The baht has risen in unprecedented strength, spurred on by news of an upcoming vaccine that brings promise to a much awaited reopening of the Kingdom for foreign tourism.
This has the undesired effect of threatening the fragile economy and needs the assistance of the Thai central bank to control and keep in check. Fortunately, the Bank of Thailand’s Monetary Policy Committee said that they are ready to manage the situation for both the short-term and long-term.
“The Bank of Thailand has several instruments to manage the baht,” MPC secretary Titanun Mallikamas told the Bangkok Post.
“We will consider additional targeted measures and implement them continuously to manage the exchange rate for both the short and long term,” the BoT official added.
Mr. Titanun said that the baht’s rise has been affected directly by the recently-concluded US presidential election and the announcements by both Pfizer and Moderna that they are observing positive results from their ongoing vaccine development.
Pfizer had announced last week that they have a 90% effectiveness rate observed during the initial stage of their human trials, while Moderna followed suit this week announcing a 95% effectiveness rate.
All of these attracted foreign capital inflows to move into Thailand as well as other developing economies around the world, Mr. Titanun noted.
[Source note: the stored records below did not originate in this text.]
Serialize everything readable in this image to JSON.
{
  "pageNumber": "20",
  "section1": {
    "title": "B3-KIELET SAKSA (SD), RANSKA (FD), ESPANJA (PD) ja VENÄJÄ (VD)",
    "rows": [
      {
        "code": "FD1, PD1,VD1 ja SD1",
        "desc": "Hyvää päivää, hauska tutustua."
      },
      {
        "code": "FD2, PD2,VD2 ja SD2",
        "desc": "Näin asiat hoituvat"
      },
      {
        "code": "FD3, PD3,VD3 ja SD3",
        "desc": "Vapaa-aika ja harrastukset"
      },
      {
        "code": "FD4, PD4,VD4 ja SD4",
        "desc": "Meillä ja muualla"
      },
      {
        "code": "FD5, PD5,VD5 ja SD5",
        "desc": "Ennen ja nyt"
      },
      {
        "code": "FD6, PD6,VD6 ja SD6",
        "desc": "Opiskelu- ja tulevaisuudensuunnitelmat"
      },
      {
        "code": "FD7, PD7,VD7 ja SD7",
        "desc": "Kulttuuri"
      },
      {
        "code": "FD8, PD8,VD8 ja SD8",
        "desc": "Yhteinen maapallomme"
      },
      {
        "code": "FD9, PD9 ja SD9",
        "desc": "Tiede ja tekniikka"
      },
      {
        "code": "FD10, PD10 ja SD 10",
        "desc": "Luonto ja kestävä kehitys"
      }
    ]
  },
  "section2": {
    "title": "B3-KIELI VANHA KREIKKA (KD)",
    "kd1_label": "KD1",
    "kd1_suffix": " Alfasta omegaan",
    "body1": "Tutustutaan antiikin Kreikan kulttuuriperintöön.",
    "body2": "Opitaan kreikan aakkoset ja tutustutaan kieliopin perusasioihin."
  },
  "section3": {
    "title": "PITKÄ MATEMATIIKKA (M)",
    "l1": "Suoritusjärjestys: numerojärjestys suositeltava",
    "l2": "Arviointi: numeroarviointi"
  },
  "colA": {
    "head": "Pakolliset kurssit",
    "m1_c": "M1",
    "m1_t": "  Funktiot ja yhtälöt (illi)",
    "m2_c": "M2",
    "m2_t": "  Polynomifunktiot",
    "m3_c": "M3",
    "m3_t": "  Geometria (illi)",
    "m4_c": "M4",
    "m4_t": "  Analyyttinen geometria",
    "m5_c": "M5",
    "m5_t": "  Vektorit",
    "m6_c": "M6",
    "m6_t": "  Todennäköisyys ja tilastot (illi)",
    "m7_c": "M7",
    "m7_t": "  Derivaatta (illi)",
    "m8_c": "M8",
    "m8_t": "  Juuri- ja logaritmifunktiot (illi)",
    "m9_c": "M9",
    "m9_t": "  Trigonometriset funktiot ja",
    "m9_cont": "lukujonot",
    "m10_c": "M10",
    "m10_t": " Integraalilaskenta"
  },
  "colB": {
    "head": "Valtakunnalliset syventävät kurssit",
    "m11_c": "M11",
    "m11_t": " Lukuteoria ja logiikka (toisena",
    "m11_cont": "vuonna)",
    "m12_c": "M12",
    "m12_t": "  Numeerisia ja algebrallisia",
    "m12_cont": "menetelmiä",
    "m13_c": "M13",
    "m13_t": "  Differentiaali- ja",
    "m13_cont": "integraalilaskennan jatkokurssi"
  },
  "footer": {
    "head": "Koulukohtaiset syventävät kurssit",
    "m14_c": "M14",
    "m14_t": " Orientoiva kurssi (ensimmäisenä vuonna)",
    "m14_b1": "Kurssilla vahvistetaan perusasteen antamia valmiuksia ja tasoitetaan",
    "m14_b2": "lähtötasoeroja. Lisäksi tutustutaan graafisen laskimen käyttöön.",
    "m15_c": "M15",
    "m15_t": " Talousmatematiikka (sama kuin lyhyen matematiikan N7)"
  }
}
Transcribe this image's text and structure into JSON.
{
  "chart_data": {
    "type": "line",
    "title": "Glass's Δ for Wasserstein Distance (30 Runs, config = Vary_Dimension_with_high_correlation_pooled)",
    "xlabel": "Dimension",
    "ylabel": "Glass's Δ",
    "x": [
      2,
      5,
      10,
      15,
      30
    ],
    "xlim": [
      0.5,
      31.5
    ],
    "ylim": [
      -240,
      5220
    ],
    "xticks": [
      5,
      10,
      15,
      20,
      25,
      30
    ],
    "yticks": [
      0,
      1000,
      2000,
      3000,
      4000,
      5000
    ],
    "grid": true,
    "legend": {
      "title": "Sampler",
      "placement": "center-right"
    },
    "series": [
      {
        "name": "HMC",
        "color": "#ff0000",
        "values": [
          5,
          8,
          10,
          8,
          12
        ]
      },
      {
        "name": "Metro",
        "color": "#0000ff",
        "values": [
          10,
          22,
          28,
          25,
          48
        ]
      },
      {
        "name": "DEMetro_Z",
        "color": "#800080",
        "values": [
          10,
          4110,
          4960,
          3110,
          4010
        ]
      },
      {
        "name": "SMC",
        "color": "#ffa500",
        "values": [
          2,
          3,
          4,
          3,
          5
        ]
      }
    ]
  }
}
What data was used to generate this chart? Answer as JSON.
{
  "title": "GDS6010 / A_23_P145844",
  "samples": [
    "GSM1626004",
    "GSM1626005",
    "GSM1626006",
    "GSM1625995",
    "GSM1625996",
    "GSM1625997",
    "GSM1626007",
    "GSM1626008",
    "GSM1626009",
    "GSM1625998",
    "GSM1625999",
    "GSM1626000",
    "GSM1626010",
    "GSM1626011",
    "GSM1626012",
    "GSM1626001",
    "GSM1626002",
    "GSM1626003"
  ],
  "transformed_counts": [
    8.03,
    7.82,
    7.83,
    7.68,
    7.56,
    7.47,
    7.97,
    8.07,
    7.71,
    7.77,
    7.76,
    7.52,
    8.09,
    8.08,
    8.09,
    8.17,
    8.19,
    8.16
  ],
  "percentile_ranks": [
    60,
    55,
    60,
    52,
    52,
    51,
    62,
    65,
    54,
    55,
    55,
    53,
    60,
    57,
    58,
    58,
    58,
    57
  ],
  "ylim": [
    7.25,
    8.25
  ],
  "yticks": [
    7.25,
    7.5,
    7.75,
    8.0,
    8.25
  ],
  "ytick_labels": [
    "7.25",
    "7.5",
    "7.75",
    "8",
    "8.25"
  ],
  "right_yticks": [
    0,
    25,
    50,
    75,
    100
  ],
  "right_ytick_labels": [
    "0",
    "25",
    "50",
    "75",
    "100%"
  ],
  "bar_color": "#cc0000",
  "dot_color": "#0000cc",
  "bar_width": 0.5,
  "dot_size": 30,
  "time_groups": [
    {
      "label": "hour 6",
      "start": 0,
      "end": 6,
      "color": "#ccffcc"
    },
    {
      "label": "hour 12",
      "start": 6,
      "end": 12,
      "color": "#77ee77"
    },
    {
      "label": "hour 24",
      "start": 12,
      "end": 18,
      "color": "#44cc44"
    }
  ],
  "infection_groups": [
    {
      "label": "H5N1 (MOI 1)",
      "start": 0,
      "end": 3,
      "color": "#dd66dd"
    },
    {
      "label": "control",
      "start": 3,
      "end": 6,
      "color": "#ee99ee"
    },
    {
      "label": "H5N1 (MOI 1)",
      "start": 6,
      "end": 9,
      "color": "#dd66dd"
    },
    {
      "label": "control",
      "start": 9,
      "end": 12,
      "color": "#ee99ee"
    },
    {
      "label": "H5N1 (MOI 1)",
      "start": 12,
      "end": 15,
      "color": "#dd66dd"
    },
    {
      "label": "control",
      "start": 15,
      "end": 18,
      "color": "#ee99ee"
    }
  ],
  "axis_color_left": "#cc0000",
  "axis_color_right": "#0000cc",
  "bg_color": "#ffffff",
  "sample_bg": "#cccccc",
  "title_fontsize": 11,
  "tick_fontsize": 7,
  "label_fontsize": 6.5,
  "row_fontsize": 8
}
Mr. Titanun then said that foreign capital inflows had caused the baht to rise in value by 4.3% against the dollar. However, he added, the baht had actually dipped on a year-to-date basis.
This development is just below the 5.3% and 5.2% increased by the Indonesian rupiah and the Korean won, the BoT official revealed.
On the other hand, as of Monday, the baht is 0.6% lower than its value observed in the same period last year. This depreciation is third against the depreciation of the Indian rupee and Indonesian rupiah at -4.2% and -0.8%, respectively.
The Kingdom had also observed a rise in its foreign reserves, which grew from $249 billion on October 30 to $252 billion as of November 6. This is a $3 billion rise in just six days.
The BoT revealed that the Kingdom had seen a return of offshore funds this month, after substantial outflows as a result of the pandemic that started in March. Thai stock and bond markets experienced outflows of funds between March and May.
As the dollar had risen in value at that time, the baht also depreciated together with the other currencies in the world.
The MPC official said that the economy still needs to be supported by a relaxed policy interest rate, which they voted on Wednesday to peg at 0.5%. The BoT department is seeing the economy of the Kingdom as recovering slowly, despite the promising growth that has been observed during the third quarter period.
The MPC will be closely monitoring the economic situation, including the extent of help extended by the stimulus measures, the uncertainty in the political situation, progress of the Special Tourist Visa, and the financial state of Thai families and businesses.